On 28/07/2025 12:31, Dev Jain wrote:
On 28/07/25 4:43 pm, Ryan Roberts wrote:
On 28/07/2025 11:31, Dev Jain wrote:
Memory hotunplug is done under the hotplug lock and ptdump walk is done under the init_mm.mmap_lock. Therefore, ptdump and hotunplug can run simultaneously without any synchronization. During hotunplug, free_empty_tables() is ultimately called to free up the pagetables. The following race can happen, where x denotes the level of the pagetable:
CPU1 CPU2 free_empty_pxd_table ptdump_walk_pgd() Get p(x+1)d table from pxd entry pxd_clear free_hotplug_pgtable_page(p(x+1)dp) Still using the p(x+1)d table
which leads to a user-after-free.
I'm not sure I understand this. ptdump_show() protects against this with get_online_mems()/put_online_mems(), doesn't it? There are 2 paths that call ptdump_walk_pgd(). This protects one of them. The other is ptdump_check_wx(); I thought you (or Anshuman?) had a patch in flight to fix that with [get|put]_online_mems() too?
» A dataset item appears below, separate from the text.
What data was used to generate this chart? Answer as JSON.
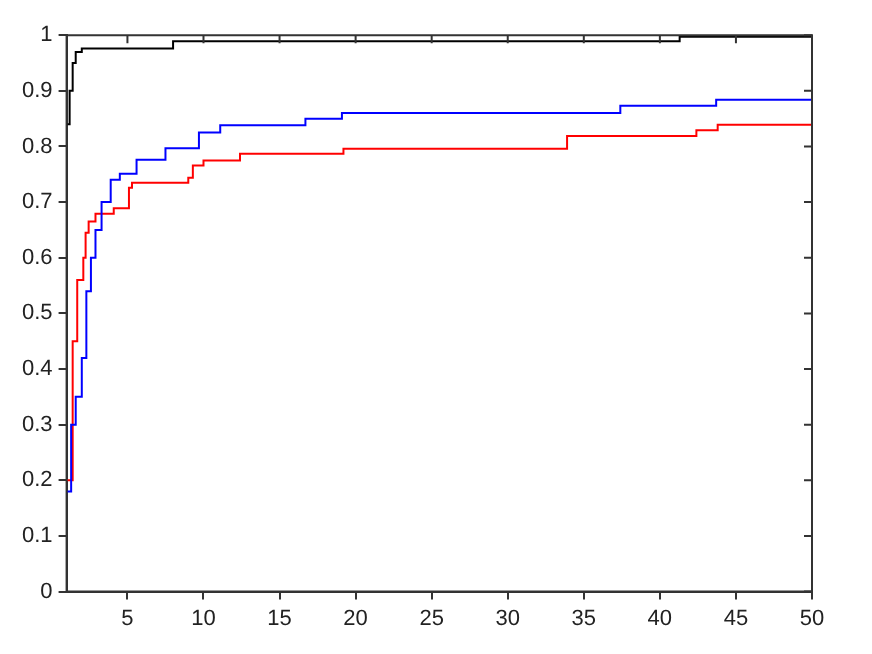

Sorry if my memory is failing me here...
Nope, I think I just had a use-after-free in my memory so I came up with this patch :) Because of the recent work with ptdump, I was so concentrated on ptdump_walk_pgd() that I didn't even bother looking up the call chain. And I even forgot we had these [get|put]_online_mems() patches recently.
I just checked; Anshuman's fix is in mm-stable, so I guess it'll be in v6.17-rc1.
That's the patch: https://lore.kernel.org/linux-arm-kernel/20250620052427.2092093-1-anshuman.k...
Sorry for the noise, it must have been incredibly confusing to see this patch :(